鹿野屋雪乃和八尺大人之間,似乎存在著什么交易。
她包里的那些手繪畫稿,很有可能就是交易用的籌碼。
聽見鹿野屋的許諾,八尺大人顯出滿意和期待的表情來“上次你畫的那本我很喜歡,這次的等你畫完我再看,請務必快一點。”
“好。”
jc小畫家點點頭,她明顯不是第一次被怪談催更了,對此沒有表現出太多的意外,繼續了剛才的話題“您去看過淺川家的那個男孩了嗎他的情況怎么樣”
“他已經沒救了。”八尺大人語氣平澹。
“什么什么意思我白天見到他,也沒覺得他有太大的異常啊。雖說身上依舊有一點令人在意的奇怪氣息留存。”
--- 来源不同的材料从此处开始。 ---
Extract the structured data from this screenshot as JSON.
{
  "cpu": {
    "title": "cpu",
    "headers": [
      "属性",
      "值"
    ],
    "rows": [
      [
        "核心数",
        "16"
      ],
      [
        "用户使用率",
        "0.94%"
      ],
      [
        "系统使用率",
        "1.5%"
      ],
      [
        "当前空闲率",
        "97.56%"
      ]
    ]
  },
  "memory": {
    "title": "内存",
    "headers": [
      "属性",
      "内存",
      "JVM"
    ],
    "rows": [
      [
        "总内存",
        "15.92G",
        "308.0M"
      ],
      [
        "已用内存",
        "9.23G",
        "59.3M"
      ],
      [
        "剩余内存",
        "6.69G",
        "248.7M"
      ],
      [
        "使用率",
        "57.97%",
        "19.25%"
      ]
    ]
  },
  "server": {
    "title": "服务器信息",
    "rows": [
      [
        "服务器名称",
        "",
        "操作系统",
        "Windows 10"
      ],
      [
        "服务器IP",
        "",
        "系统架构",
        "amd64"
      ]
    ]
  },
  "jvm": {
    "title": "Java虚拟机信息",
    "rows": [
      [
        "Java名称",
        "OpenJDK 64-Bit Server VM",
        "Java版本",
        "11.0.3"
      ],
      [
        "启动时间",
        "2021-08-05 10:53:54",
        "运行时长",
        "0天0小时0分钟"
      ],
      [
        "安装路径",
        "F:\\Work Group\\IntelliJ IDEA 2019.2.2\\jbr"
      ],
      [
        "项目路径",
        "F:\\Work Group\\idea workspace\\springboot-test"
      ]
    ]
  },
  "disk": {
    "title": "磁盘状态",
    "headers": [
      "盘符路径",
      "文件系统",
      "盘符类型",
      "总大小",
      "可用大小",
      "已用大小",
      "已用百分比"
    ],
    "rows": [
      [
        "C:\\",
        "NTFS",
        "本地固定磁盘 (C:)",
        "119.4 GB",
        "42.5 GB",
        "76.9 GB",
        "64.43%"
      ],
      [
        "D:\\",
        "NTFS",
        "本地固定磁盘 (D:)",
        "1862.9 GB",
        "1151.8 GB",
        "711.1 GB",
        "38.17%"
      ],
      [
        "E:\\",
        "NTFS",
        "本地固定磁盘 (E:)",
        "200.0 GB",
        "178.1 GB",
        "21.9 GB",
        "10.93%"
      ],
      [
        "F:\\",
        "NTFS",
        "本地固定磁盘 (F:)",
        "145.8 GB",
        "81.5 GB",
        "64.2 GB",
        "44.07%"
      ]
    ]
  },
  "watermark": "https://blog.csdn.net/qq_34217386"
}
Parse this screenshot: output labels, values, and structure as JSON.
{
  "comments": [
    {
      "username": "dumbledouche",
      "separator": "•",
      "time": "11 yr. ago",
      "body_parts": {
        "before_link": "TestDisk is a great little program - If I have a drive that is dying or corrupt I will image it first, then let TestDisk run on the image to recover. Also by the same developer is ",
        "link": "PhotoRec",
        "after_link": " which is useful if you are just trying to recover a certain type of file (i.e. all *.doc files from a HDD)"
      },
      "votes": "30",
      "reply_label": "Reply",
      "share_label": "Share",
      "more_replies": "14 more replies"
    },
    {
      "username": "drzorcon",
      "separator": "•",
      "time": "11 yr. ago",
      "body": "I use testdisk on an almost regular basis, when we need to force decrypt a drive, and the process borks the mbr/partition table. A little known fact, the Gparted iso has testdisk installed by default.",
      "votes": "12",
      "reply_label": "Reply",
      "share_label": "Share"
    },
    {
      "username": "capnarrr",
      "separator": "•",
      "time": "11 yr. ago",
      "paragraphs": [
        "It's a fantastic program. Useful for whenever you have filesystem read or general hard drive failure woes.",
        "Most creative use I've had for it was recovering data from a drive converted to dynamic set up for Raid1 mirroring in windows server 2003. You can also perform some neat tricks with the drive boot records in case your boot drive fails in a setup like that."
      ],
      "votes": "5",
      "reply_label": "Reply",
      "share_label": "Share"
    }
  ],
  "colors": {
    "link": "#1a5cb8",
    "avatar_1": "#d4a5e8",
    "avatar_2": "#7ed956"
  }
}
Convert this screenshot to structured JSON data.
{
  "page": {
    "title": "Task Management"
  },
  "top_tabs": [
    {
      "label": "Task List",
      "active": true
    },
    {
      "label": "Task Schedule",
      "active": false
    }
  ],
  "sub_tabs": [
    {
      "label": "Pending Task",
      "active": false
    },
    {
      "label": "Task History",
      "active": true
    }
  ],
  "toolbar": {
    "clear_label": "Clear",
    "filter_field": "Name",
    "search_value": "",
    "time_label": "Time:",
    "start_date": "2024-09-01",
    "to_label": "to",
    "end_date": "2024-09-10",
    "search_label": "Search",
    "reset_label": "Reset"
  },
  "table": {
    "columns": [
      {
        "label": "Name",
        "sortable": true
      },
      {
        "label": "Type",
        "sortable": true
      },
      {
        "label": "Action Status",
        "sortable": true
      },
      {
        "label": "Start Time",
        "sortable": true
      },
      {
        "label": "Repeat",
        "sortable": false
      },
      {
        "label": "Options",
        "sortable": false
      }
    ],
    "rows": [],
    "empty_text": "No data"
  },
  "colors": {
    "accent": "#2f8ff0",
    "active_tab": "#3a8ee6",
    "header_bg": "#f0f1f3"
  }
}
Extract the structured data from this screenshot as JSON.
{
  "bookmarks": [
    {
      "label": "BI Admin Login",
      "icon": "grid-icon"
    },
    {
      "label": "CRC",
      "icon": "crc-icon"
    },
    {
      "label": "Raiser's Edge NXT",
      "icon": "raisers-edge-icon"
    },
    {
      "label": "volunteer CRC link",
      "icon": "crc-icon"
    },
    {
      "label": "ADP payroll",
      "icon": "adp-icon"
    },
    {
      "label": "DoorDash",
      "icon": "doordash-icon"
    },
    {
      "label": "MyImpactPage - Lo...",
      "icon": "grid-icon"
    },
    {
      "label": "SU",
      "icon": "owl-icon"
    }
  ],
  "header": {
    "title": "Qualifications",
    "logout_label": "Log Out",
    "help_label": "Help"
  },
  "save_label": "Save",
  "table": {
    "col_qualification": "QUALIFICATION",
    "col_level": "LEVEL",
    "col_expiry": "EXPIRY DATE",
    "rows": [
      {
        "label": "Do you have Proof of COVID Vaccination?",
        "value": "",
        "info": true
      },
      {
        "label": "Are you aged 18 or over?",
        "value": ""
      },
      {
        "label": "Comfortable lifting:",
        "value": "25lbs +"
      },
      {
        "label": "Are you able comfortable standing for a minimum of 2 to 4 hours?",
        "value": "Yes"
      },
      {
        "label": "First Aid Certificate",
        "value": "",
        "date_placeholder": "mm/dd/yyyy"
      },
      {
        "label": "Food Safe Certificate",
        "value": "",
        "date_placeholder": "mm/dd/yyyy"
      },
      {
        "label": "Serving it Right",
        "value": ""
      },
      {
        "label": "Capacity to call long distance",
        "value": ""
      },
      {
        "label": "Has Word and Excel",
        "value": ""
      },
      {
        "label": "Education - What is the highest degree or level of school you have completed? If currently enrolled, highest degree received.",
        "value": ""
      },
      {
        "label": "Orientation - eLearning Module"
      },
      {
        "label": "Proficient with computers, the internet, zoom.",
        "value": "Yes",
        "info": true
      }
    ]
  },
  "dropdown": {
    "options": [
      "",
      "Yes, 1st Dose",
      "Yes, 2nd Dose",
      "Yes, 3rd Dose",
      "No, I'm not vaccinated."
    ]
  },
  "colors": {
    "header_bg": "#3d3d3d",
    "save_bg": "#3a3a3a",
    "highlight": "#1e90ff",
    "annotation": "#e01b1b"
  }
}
“赤魟的腔管曾嵌入過他的身體,那個男孩已經成為贄祭了。我晚上去見他的時候,看到他的生魂都已經千瘡百孔。雖然還活著,但已經和死人沒有什么區別,要不了太久身體就會完全衰竭。”
“怎么會這樣”
鹿野屋流露出悲戚的表情來。
她和淺川半平雖然住在一個鎮子上,但彼此并不熟。
不過聽聞一個還只是小學生的男孩已經沒救,馬上要死亡,生性善良的鹿野屋還是有些難以接受。
“那八尺大人,我們該怎么辦”
“什么怎么辦”八尺女側過身子,伸手拂下高開叉的白色裙擺,慢慢蹲下身子來。
在這處玄關里面一直保持彎腰的姿勢,讓她很不舒服。
伴隨八尺女的動作,能聞到她身上有一股成熟大膽的木質調香味,氣味悠遠深沉,勾人心魄。
“就是赤魟,我們該怎么對付他呢”
“對付他為什么要對付他已經得到了贄祭,最近還重新得到了不少香火祭拜,那個赤魟大人應該能安分很久了。”
“他可是個害人性命的邪神啊。”
“雪乃,我想你搞錯了一件事情。”八尺女將她的臉湊近了鹿野屋一些,黑白分明的眼眸,嫵媚溫柔
“我本身也是個有可能會害人性命的怪談。靠著你給我畫的漫畫當代餐,一直以來才沒有對這個島上任何一個鮮嫩多汁的小男孩下手過。指望我去和這里原本的荒神赤魟為敵,這樣的想法是不是有些太天真了呢”
“那我可以給您畫更多只要您想看,我還可以畫更多。上次您說的,以您為原型當主角我也已經想到不錯的劇情了我給您畫三份,不對,五份”
“抱歉,雪乃。我沒辦法答應你,畫多少份都不行,因為我不見得是赤魟的對手,公然與他為敵,對我沒有任何好處。”
“可是,可是啊”
鹿野屋焦急起來,但支支吾吾又講不出更多話。
“沒有可是了,雪乃。就這樣吧,好孩子。”八尺女溫柔地笑笑,伸出冰涼柔軟的手,輕輕撫摸鹿野屋光滑的臉頰和下巴,“你和你的媽媽真的很像呢,如果她還在的話,會以你為豪的。”
鹿野屋垂下頭不吭聲。
八尺大人不愿意對付邪神赤魟。
對此,鹿野屋也沒有別的辦法。
一直以來,她和八尺女的關系都是供奉和祈求。
鹿野屋是沒辦法強硬地驅使八尺女做事的。
看這jc小畫家態度沮喪,八尺女輕柔地抽回手,說起了別的事情“對了,有件事情你要留意一下。剛剛在淺川家附近注意到你的時候,你一直被一個怪談跟著。或許那個怪談已經跟了你很久了。”
“怪談我,我沒有感覺。”
“是個弱小但很奇特的怪談,隱匿自身氣息的能力很強。目前來看,對你沒有什么的惡意。”
“那怪談現在呢”
鹿野屋手忙腳亂想去掏自己的提包,但片刻之后又停下來。
八尺大人現在就在面前,肯定不會讓自己出什么事的。